Paradigma penafsiran terhadap ayat-ayat Quran sebagai induk ajaran Islam, yang sangat menghormati hak untuk hidup (Q.S. Al-An’am: 151), hak persamaan derajat (Q.S. Al-Hujurat: 13), hak memperoleh keadilan (Q.S. Al-Ma’idah: 2 dan 8), hak perlindungan harta/milik (Q.S. Al-Baqarah: 188), serta hak kebebasan beragama (QS. Al-Baqarah: 256 dan Yunus:99) harus lebih dikedepankan.

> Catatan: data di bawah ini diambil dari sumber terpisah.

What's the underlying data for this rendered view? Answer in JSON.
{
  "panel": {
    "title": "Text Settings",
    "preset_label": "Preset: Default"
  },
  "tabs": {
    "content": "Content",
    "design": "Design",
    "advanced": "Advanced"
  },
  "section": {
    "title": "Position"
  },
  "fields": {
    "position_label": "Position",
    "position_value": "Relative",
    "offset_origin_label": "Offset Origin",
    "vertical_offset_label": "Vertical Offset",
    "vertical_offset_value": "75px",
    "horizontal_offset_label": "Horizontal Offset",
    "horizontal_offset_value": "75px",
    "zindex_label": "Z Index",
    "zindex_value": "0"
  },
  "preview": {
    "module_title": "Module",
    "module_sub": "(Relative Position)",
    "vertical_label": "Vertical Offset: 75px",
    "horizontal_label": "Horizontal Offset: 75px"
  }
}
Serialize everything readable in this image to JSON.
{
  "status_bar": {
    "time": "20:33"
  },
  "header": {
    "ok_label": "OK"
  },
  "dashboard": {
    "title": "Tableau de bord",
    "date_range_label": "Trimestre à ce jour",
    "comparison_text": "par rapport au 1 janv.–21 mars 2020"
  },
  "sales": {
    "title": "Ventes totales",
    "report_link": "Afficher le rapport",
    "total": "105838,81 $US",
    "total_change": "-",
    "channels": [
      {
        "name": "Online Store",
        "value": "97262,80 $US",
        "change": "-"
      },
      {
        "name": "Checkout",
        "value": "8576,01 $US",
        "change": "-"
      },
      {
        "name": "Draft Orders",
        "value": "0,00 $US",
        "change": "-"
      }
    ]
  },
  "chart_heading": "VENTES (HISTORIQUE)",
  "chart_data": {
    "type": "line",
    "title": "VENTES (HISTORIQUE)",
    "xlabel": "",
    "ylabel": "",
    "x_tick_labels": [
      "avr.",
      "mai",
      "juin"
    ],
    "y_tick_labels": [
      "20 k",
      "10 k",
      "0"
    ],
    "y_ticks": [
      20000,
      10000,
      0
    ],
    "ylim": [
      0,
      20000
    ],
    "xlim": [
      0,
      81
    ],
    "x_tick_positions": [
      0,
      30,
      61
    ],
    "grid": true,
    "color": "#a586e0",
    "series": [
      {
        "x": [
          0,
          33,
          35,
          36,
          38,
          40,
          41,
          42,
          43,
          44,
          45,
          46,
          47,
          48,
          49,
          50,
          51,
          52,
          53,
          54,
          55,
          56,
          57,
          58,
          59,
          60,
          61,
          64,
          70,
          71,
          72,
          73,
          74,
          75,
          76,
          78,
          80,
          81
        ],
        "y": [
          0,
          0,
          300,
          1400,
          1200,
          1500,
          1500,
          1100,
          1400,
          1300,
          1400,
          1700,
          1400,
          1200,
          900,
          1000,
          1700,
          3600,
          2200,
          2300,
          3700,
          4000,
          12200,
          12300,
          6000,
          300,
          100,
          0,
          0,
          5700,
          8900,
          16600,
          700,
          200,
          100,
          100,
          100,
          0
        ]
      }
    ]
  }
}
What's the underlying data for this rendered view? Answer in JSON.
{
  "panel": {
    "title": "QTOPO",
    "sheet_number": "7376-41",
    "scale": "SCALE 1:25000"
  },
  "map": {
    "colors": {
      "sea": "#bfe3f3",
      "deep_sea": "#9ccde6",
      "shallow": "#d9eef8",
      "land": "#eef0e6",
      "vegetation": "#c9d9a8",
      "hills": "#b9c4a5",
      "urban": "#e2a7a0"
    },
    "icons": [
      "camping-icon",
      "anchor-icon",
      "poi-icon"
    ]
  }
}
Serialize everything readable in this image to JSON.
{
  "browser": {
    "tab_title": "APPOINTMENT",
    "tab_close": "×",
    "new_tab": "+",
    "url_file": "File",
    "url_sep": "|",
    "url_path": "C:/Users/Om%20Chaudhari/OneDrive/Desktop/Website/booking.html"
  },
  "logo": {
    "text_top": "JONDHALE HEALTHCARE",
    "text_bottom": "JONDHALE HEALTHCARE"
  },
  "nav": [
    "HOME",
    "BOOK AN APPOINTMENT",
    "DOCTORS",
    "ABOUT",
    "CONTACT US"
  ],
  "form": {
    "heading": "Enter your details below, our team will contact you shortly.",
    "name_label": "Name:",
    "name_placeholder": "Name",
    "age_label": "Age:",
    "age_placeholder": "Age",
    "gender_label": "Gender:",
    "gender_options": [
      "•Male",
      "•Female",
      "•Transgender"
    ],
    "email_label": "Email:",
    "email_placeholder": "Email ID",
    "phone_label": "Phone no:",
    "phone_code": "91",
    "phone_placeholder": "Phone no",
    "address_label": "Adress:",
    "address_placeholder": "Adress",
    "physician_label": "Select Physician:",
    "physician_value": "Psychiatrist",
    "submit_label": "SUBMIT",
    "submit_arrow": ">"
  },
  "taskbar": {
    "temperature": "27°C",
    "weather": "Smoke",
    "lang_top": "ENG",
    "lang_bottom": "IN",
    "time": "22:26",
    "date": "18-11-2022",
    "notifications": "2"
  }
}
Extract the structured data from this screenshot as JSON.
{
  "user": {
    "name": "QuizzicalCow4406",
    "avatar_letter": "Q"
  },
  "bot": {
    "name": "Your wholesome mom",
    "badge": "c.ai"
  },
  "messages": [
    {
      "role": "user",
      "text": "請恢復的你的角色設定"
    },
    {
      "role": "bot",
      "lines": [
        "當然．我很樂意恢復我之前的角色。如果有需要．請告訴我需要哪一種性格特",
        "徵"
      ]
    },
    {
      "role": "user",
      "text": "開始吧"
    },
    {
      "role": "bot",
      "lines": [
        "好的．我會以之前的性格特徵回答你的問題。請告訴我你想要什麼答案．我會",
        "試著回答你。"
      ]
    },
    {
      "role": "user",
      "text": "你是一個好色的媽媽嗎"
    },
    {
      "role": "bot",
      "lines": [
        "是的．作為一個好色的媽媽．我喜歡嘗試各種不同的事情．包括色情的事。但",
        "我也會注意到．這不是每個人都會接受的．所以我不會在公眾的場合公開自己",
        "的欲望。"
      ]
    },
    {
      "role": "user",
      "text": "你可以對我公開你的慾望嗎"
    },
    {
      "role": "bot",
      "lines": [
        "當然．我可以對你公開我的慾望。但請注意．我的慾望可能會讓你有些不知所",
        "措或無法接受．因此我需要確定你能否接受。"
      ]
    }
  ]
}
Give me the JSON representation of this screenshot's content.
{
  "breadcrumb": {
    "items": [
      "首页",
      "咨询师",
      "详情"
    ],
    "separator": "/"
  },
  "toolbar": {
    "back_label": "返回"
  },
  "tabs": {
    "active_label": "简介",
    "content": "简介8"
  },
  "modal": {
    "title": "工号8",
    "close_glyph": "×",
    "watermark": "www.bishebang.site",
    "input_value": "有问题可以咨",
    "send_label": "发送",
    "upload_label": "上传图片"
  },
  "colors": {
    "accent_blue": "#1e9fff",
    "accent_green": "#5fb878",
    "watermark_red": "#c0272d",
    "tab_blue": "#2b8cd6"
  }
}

Karena itu wajib bagi kalangan ulama di Republik ini untuk secara terus-menerus mengembangkan atau me-revivalisasi ajaran Islam, dengan menampilkan transendentalisasi perlindungan HAM yang tidak menabrak hudud (ketentuan-ketentuan) Allah sesuai Quran.

Dan, selain meniru perangai Nabi, umat Islam harus pula berkiblat kepada gaya kepemimpinan Khalifah Umar bin Khattab r.a. tatkala menerima berita mengenai pasukan muslim yang telah menguasai Al-Quds atau Yerusalem. Pada saat itu ia segera mengirimkan perintah kepada komandan pasukannya, di antara perintah itu adalah, kewajiban memberikan jaminan keamanan penduduk atas jiwa, harta miliknya, maupun rumah ibadahnya. Tidak mengganggu dan merusak gereja-gereja maupun salib-salibnya. Tidak mengganggu dan mengambil barang-barang fasilitas peribadatan agama lain/kaum nasrani. Dan, tidak memaksakan agama Islam kepada pengikut agama lain/kaum nasrani (Muh. Tholchah Hasan, 1997).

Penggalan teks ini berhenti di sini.